Force, Mass, and Acceleration

So it's still a tad early to expose W to the mathematical explication of Newton's Laws of Motion, but that doesn't mean we can't start building an intuition for them.  Now, kids who engage in non-schooled, extraneous, and wasteful activities such as "play" probably build a pretty good intuition on their own.  Perhaps any lesson I design merely risks muddying the mental waters, but in any case, I was not going to pass up an opportunity to heave rocks out of a window.
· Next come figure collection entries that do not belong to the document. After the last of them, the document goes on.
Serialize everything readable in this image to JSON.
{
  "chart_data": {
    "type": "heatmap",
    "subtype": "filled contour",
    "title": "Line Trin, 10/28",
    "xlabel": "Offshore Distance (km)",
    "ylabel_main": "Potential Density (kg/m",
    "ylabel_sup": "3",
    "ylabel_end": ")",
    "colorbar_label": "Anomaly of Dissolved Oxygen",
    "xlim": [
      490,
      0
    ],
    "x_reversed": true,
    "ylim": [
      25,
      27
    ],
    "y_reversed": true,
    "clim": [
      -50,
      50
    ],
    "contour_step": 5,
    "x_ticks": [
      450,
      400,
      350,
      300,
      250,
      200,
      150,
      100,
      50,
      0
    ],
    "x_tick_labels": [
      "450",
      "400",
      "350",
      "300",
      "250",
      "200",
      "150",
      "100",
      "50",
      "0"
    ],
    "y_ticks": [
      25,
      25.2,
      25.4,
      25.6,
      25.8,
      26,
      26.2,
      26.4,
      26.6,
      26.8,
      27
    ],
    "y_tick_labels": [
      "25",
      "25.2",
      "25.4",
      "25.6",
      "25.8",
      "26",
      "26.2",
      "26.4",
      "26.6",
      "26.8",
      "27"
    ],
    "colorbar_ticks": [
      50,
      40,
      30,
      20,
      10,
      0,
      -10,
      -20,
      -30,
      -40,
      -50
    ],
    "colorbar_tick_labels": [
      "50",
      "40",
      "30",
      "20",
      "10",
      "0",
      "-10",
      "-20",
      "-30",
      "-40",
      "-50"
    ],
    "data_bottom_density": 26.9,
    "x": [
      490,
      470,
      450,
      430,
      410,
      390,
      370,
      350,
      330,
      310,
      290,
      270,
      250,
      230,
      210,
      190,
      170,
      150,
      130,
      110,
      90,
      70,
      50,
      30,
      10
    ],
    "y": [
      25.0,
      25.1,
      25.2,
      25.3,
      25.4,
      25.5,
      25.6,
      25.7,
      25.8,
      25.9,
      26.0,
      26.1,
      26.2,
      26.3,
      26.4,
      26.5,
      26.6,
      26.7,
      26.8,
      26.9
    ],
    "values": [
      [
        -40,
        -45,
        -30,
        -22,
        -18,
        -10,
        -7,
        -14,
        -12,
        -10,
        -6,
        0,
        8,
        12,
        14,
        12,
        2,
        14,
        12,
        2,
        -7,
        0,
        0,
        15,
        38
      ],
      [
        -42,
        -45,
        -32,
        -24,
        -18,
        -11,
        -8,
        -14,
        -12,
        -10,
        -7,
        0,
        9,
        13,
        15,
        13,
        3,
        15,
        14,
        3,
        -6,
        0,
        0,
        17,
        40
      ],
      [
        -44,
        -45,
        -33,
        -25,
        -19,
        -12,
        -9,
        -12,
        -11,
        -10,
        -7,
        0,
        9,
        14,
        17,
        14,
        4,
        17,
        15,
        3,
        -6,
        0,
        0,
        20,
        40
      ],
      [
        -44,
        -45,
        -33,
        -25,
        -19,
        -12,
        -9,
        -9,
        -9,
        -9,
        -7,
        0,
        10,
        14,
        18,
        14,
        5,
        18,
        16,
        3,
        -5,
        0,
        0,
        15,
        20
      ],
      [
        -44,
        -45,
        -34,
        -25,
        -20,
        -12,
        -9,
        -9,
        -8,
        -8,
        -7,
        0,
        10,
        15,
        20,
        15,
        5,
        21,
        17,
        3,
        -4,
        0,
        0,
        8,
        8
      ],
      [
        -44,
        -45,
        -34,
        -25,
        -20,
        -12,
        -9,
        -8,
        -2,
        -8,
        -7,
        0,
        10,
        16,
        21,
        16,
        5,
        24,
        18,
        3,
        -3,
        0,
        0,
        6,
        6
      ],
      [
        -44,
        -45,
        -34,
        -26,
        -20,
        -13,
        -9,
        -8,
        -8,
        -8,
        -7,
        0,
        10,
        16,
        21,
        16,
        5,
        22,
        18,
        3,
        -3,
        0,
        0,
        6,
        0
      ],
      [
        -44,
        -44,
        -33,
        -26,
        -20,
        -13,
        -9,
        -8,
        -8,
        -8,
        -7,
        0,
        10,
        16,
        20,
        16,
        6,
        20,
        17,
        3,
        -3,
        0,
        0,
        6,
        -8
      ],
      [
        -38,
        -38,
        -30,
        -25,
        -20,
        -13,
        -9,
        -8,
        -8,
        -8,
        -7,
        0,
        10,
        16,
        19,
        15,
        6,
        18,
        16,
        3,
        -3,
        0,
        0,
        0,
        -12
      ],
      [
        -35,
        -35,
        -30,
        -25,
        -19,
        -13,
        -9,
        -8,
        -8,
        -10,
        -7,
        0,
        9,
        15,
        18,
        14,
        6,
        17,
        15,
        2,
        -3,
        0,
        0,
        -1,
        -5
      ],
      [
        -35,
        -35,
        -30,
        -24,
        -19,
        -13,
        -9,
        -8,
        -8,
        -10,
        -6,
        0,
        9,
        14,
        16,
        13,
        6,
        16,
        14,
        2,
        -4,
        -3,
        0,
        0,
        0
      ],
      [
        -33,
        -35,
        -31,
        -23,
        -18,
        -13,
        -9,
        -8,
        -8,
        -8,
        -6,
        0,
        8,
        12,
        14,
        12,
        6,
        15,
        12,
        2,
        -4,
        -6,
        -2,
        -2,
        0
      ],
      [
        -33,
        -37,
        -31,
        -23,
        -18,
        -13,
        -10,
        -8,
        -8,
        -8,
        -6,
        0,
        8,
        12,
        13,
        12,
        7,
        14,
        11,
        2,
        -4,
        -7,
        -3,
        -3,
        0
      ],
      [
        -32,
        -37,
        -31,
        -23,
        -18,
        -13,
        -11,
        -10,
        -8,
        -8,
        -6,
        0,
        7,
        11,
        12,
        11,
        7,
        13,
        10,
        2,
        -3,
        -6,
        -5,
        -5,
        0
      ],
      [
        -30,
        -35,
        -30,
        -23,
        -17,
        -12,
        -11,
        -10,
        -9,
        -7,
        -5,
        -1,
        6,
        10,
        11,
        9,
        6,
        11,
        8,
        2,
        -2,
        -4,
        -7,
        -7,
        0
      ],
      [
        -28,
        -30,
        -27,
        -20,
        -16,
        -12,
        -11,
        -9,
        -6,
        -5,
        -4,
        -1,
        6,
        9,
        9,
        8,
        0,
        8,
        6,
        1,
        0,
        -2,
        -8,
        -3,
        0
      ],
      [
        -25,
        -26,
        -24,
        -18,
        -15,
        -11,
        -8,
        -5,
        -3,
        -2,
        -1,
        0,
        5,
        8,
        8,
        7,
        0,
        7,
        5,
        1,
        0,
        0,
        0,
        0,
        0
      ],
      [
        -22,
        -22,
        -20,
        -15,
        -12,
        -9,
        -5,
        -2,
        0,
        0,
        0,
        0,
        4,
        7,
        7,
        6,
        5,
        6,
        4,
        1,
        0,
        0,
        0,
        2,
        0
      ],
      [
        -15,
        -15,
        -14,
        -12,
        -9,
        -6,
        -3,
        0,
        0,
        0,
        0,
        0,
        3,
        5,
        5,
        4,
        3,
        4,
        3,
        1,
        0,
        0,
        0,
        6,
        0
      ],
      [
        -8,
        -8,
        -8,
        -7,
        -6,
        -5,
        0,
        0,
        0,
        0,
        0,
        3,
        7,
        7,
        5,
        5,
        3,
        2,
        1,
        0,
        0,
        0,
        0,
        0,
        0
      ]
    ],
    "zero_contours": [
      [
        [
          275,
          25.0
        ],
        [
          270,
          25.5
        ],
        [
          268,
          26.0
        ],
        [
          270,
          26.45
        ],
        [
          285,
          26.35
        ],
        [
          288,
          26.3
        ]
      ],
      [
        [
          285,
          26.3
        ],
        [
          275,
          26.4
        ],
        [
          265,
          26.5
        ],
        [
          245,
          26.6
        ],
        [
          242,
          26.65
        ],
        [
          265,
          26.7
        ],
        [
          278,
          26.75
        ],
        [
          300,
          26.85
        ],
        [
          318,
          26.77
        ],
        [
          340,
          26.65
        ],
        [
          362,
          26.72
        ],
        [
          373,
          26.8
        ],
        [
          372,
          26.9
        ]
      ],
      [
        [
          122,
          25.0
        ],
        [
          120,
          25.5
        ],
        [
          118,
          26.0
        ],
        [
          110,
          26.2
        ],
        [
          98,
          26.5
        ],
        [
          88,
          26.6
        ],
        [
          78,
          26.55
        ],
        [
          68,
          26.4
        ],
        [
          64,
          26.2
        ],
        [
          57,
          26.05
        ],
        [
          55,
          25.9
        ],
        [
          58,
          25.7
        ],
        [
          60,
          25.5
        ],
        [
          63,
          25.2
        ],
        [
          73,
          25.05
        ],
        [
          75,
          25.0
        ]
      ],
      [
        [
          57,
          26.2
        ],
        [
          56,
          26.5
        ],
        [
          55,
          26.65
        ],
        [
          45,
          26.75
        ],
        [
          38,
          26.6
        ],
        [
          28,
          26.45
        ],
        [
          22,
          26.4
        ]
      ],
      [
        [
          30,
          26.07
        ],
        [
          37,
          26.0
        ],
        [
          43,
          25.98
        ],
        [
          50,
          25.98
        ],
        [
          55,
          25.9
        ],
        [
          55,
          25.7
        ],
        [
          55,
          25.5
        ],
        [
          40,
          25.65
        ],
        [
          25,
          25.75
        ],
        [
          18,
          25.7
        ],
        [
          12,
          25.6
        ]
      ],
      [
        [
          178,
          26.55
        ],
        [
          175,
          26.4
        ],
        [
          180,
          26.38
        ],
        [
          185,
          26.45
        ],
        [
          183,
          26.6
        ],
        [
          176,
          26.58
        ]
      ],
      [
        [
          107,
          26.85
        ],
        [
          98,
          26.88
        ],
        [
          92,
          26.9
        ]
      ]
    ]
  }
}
I asked W whether a light or heavy rock would fall faster, and he thought the heavy rock.  This is a great answer and suggests an intuition that Force is directly proportional to Acceleration.  I suspect this intuition is largely built from physical play, where one learns something like "the harder you push, the faster you go."  When you hold up a heavy object, you feel it push down harder, and as a result you would think it should accelerate faster when released.

But of course, the intuition fails.  W learned that a big rock and little rock will hit the ground at the same time.  The same goes for sticks, plastic balls, and rubber boots.

So what happened?  I explained to W thusly: "gravity acts on all things the same".  Sometimes a bigger Force means a bigger Acceleration, but not always.  In Newton's famous equation F=mA, a bigger force can result if one holds Acceleration constant but increases Mass.

Of course, then I screwed it all up by dropping a rock next to a leaf: "but you also have to think about air sometimes".